In a Rolling Stone interview in the early 90s regarding his stage persona Bono said, "People thought we were just mocking rock ‘n roll stardom and all that, but I was just owning up to it. I was owning up to the side of yourself that is a megalomaniac."

Then you read Anthony DeCurtis’ interview with Bono and the singer declares, "The most powerful idea that's entered the world in the last few thousand years—the idea of grace—is the reason I would like to be a Christian." (More on the interview here).

There’s a kind of face-off with the claims that Jesus makes and the way Christianity is expressed. It’s a tension we all live with. For some, the dichotomy is reason enough to throw in the towel and walk away in disgust. There's a lot of things wrong with the church, with the way christians live, etc. Sure, there's a lot of hypocrisy, yet I don't know if that says more about human nature than the veracity of the Christian faith. The thing is, whatever its incarnation, truth is never easy to handle, because it invariably makes demands. If God exists, the greatest challenge is dealing with His claim on us. On me.

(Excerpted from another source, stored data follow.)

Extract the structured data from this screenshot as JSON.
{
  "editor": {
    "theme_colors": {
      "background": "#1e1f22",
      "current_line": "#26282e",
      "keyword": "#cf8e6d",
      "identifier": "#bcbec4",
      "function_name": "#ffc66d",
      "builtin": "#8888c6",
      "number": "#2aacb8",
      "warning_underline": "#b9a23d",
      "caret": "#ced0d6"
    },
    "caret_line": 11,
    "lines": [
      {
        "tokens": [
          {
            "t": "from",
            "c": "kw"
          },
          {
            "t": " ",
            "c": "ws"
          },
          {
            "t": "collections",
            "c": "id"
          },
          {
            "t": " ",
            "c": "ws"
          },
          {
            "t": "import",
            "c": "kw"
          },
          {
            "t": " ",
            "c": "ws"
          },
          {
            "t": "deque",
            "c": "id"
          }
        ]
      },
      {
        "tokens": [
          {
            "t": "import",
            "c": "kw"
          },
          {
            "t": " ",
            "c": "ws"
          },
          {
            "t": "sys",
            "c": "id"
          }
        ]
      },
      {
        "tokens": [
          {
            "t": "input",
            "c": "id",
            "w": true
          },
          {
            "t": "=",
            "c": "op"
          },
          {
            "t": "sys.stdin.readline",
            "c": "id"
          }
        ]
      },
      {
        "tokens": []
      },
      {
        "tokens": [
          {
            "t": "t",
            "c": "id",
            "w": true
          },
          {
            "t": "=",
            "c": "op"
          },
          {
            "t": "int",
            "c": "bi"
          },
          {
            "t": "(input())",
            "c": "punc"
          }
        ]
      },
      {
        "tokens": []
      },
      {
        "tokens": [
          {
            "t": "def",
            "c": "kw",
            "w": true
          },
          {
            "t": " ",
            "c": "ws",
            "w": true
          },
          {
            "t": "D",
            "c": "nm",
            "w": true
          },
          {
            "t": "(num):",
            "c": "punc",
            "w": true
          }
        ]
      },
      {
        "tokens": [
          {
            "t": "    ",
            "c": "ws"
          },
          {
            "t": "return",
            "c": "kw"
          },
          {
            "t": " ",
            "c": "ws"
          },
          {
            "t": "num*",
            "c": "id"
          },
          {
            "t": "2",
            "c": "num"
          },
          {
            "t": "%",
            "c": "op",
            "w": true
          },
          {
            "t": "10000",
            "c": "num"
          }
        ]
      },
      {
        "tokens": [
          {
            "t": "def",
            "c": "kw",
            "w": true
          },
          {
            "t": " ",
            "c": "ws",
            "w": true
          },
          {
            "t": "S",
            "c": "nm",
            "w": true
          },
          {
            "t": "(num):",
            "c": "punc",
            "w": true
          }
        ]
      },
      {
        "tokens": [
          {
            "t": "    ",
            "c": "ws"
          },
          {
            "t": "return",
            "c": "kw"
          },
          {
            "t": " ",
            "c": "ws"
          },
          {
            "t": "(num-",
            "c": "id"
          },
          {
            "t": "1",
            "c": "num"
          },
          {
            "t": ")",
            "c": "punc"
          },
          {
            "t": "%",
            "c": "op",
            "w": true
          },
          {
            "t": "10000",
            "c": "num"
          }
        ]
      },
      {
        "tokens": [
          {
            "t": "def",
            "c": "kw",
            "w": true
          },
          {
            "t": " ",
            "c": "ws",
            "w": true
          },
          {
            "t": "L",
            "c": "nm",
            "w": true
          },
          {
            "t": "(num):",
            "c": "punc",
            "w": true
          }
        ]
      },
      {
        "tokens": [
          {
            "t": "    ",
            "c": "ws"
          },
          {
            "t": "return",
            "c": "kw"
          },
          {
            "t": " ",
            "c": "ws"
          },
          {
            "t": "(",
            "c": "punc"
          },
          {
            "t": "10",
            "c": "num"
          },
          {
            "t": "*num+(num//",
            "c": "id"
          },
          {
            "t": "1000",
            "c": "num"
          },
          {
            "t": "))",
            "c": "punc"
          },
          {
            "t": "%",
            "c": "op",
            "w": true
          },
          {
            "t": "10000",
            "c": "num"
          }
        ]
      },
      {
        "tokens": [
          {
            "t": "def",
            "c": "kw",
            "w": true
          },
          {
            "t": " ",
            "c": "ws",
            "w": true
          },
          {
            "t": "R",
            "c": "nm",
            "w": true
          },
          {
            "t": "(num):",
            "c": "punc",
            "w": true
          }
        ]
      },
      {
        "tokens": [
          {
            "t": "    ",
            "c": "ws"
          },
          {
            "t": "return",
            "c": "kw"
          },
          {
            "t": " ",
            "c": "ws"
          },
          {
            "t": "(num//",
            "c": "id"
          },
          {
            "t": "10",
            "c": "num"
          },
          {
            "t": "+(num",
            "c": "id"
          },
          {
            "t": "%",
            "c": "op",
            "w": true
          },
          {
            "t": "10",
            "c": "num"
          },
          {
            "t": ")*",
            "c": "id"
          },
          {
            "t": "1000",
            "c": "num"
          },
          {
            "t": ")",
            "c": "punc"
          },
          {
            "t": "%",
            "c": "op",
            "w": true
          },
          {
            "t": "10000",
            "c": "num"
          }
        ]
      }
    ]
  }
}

It's not my business to ask if Bono’s a Christian. I think what draws me to Bono and U2 are the questions they raise. Of course, and the music they make. Great music, like art is born out of deep tension, a yearning for something more that defies our materialist perception of reality, a need that requires expression, nay, satisfaction. Hence the rage - for truth, justice, love, beauty. Perhaps it's like what C.S. Lewis wrote:"If I find in myself a desire which no experience in this world can satisfy, the most probable explanation is that I was made for another world."